5) Bruce Springsteen -- Nebraska: Not everyone could sit down with a home four-track cassette recorder and come up with nearly an entire album in one day (January 3, 1982) -- well, a listenable album, let's put it that way, Pussy Galore -- but Bruce Springsteen could mumble into his shirt in 1982 and the world would listen. Or at least his fans, who were numerous enough to land the album at #3. Even if you don't like Bruce, you probably like the idea of this album.

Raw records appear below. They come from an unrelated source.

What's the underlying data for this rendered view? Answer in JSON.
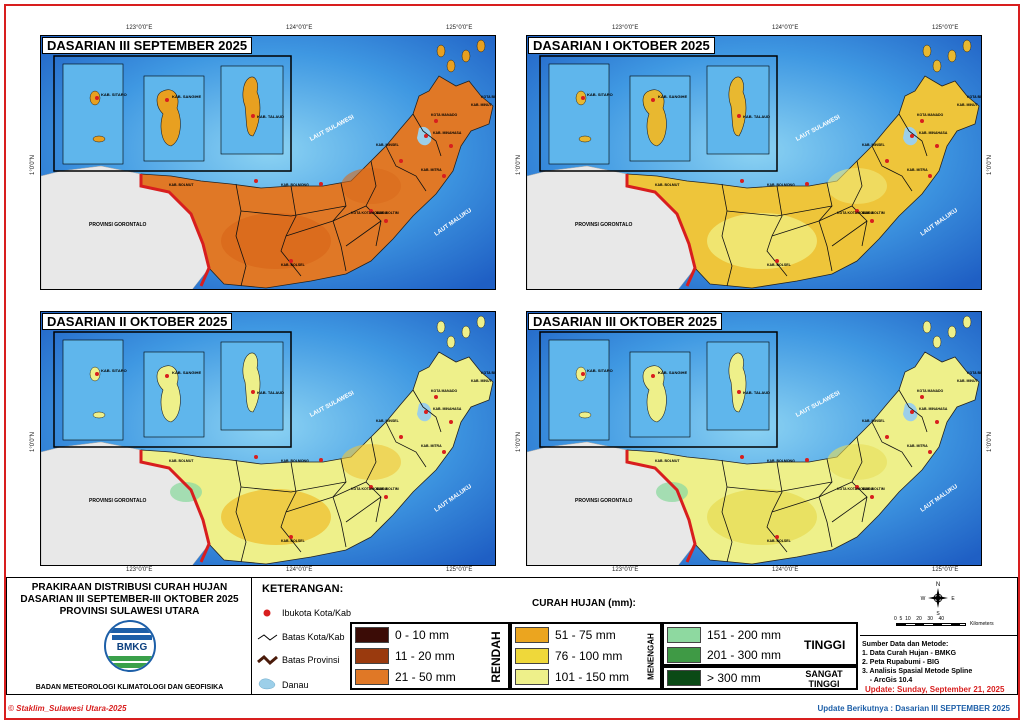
{
  "colors": {
    "sea": "#3a8fe0",
    "land_gorontalo": "#e8e8e8",
    "province_border": "#d81e1e",
    "frame": "#d81e1e",
    "lake": "#9ccfe9"
  },
  "grid_labels": {
    "lon": [
      "123°0'0\"E",
      "124°0'0\"E",
      "125°0'0\"E"
    ],
    "lat": "1°0'0\"N"
  },
  "map_labels": {
    "laut_sulawesi": "LAUT SULAWESI",
    "laut_maluku": "LAUT MALUKU",
    "prov_gorontalo": "PROVINSI GORONTALO",
    "kab_sitaro": "KAB. SITARO",
    "kab_sangihe": "KAB. SANGIHE",
    "kab_talaud": "KAB. TALAUD",
    "kab_bolmut": "KAB. BOLMUT",
    "kab_bolmong": "KAB. BOLMONG",
    "kab_boltim": "KAB. BOLTIM",
    "kab_bolsel": "KAB. BOLSEL",
    "kab_minsel": "KAB. MINSEL",
    "kota_manado": "KOTA MANADO",
    "kab_minahasa": "KAB. MINAHASA",
    "kab_minut": "KAB. MINUT",
    "kab_mitra": "KAB. MITRA",
    "kota_kotamobagu": "KOTA KOTAMOBAGU",
    "kota_bitung": "KOTA BITUNG"
  },
  "panels": [
    {
      "title": "DASARIAN III SEPTEMBER 2025",
      "land": "#e07826",
      "land2": "#d96a1c",
      "island": "#e8a020",
      "patch": "#e8a020"
    },
    {
      "title": "DASARIAN I OKTOBER 2025",
      "land": "#eec53a",
      "land2": "#f0ea7a",
      "island": "#e8b830",
      "patch": "#e8a020"
    },
    {
      "title": "DASARIAN II OKTOBER 2025",
      "land": "#eef08a",
      "land2": "#eec53a",
      "island": "#eef08a",
      "patch": "#8ed9a0"
    },
    {
      "title": "DASARIAN III OKTOBER 2025",
      "land": "#eef08a",
      "land2": "#e8de5a",
      "island": "#eef08a",
      "patch": "#8ed9a0"
    }
  ],
  "legend": {
    "title_lines": [
      "PRAKIRAAN DISTRIBUSI CURAH HUJAN",
      "DASARIAN III SEPTEMBER-III OKTOBER 2025",
      "PROVINSI SULAWESI UTARA"
    ],
    "org_logo_text": "BMKG",
    "org_name": "BADAN METEOROLOGI KLIMATOLOGI DAN GEOFISIKA",
    "keterangan_title": "KETERANGAN:",
    "keterangan_items": [
      "Ibukota Kota/Kab",
      "Batas Kota/Kab",
      "Batas Provinsi",
      "Danau"
    ],
    "curah_title": "CURAH HUJAN (mm):",
    "groups": [
      {
        "label": "RENDAH",
        "classes": [
          {
            "label": "0 - 10 mm",
            "color": "#3b0c06"
          },
          {
            "label": "11 - 20 mm",
            "color": "#9a3a0e"
          },
          {
            "label": "21 - 50 mm",
            "color": "#e07826"
          }
        ]
      },
      {
        "label": "MENENGAH",
        "classes": [
          {
            "label": "51 - 75 mm",
            "color": "#eba51f"
          },
          {
            "label": "76 - 100 mm",
            "color": "#efd83a"
          },
          {
            "label": "101 - 150 mm",
            "color": "#eef08a"
          }
        ]
      },
      {
        "label": "TINGGI",
        "classes": [
          {
            "label": "151 - 200 mm",
            "color": "#8ed9a0"
          },
          {
            "label": "201 - 300 mm",
            "color": "#3f9a45"
          }
        ]
      },
      {
        "label": "SANGAT TINGGI",
        "classes": [
          {
            "label": "> 300 mm",
            "color": "#0b4a16"
          }
        ]
      }
    ],
    "scale_label": "0  5  10    20    30    40",
    "scale_unit": "Kilometers",
    "north": "N",
    "compass_w": "W",
    "compass_e": "E",
    "compass_s": "S",
    "sumber_title": "Sumber Data dan Metode:",
    "sumber_items": [
      "1. Data Curah Hujan - BMKG",
      "2. Peta Rupabumi - BIG",
      "3. Analisis Spasial Metode Spline",
      "    - ArcGis 10.4"
    ],
    "update_date": "Update: Sunday, September 21, 2025"
  },
  "footer": {
    "credit": "© Staklim_Sulawesi Utara-2025",
    "next_update": "Update Berikutnya : Dasarian III SEPTEMBER 2025"
  }
}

4) Michael Jackson -- Thriller: The album that everyone's grandmother bought for them. It was, after all, eventually something even grandma heard of. Seven singles from the album enforced a startling trend into the 'album as a never-ending presence', giving Jackson five years to follow-up with Bad, and allowing other artists similar amounts of time to deliver their almighty message. This album is the equivalent of putting a man on the moon and leaving him there.
3) The Birthday Party -- Junkyard: In my endless quest to revise world history to my liking, Jimmy Carter won a second term and the Birthday Party topped the album charts with this album, in part, due to the overwhelmingly popular hit single "Big Jesus Trash Can" that begat a string of eight hit singles, a feat only topped by…
2) Captain Beefheart -- Ice Cream For Crow: Twelve hit singles! Yes Beefheart-mania reached new heights as "Semi-Multicoloured Caucasian," "Hey Garland, I Dig Your Tweed Coat" and "'81' Poop Hatch" each sat at #1 for 16 weeks apiece, preventing any other music from achieving the top position for all of 1982. When the album was finally released in September 1982, President Carter stated, "Time has proven, we are all Beefheartians now."
1) The Cure -- Pornography: Here's where we separate the boys from the beach-goers. The album is a perfect litmus test for who should and should not be your friend. This album should make you smile and laugh uproariously. If not, you're just a truly awful human being.